Taeil ona yakın davranıyordu ve nedenini de hiç merak etmemişti. Bu zamana kadar. Acaba olabilir miydi? Ondan hoşlanıyor olabilir miydi? Hayalleri belki gerçekleşir miydi? Diye kendini sorguladı johnny ve dayanamayıp ayağa kalktı. Ne olursa olsun ne konuştuklarını ve kiminle konuştuğunu öğrenmesi gerekiyordu..._Taeil_
Kun beni Eunwoo nun yanına getirdikten sonra bahçeye gideceğini söyleyip yanımızdan ayrılmıştı. Açıkçası onun yanımızdan gitmesini istemiyordu.
"Hoşgeldin Eunwoo. Nedir seni buralara atan şey? "
"Hoşbuldum Taeilciğim. Neden mi geldim? Seni görmek için. " Dedi flört ederek.
"Şaka bir yana cidden merak ettim nasıl olduğunuzu şu yurt değişimi işi sizi yormuştur diye size çikolata getirdim. Sana da tabii ki. " Dedi ve insanın içini ısıtacak bir şekilde gülümsedi.
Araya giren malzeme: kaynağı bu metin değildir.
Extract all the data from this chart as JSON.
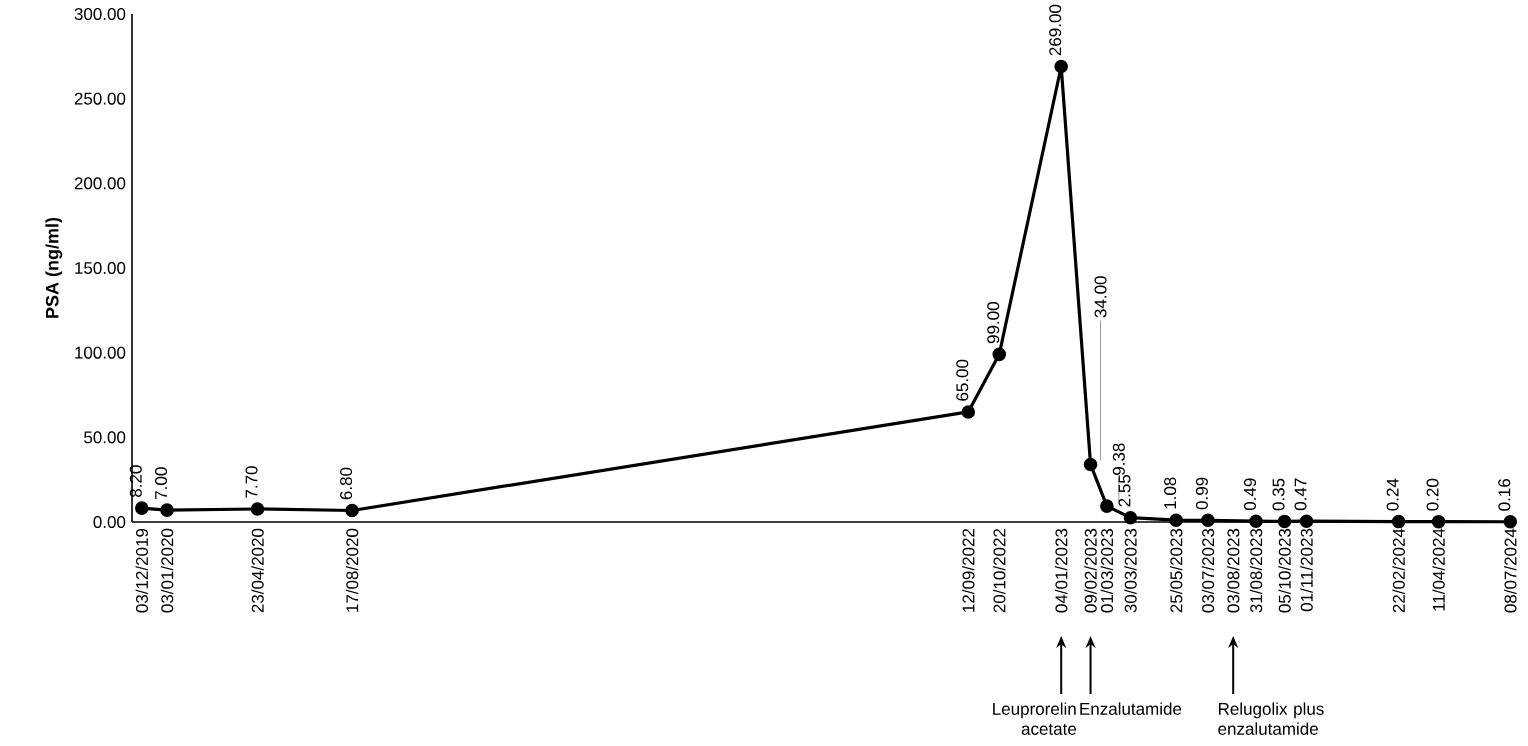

Neden johnny nin onu sevmediğini bilemiyorum diye içimden geçirdim ve sanırım dışarıdan da duyulmuştur ki bana dönüp gülümsedi ve yaklaşmam için bana fısıldadı.
"Johnny beni sevmiyor. Çünkü onun çok istediği bir şeyi almıştım ve bir şeylerin farkına varmasını sağladım. Bu yüzden beni sevmiyor, sevemiyor. "
" Anladım " Dedim ve gülümsedim.
Gülümsememle bana aldığı çikolatayı uzattı ve bana birini açıp yedirmeye çalıştı. Bunu reddedince biraz kırılır gibi oldu.
"Benim aşkıma inanamıyor olabilirsin ama emin ol sen benim her şeyim olmuş durumdasın. " Dedi ve tekrar gülümsemesi ile ben de ona gülümsedim ve hala uzatmaya olduğu çikolatayı yedim ve teşekkür ettim. O sırada içeriye hızlı ve kızgın bir adet johnny girdi. Bana bakmadan Eunwoo ya odaklandı.
" Neden buradasın oç Eunwoo şimdi Taeil İ mi buldun?!" Dedi johnny
" Ah yine beni o güzel sözlerinle büyüledin johnny... " Dedi Eunwoo ve hayran hayran yukarı bakıp sonra bana döndü.
" Rica ederim bu arada. Sen iste yeter canım" Diyip gülümsedi ve çıkarken benim cebime elinde tuttuğu kağıdı koydu.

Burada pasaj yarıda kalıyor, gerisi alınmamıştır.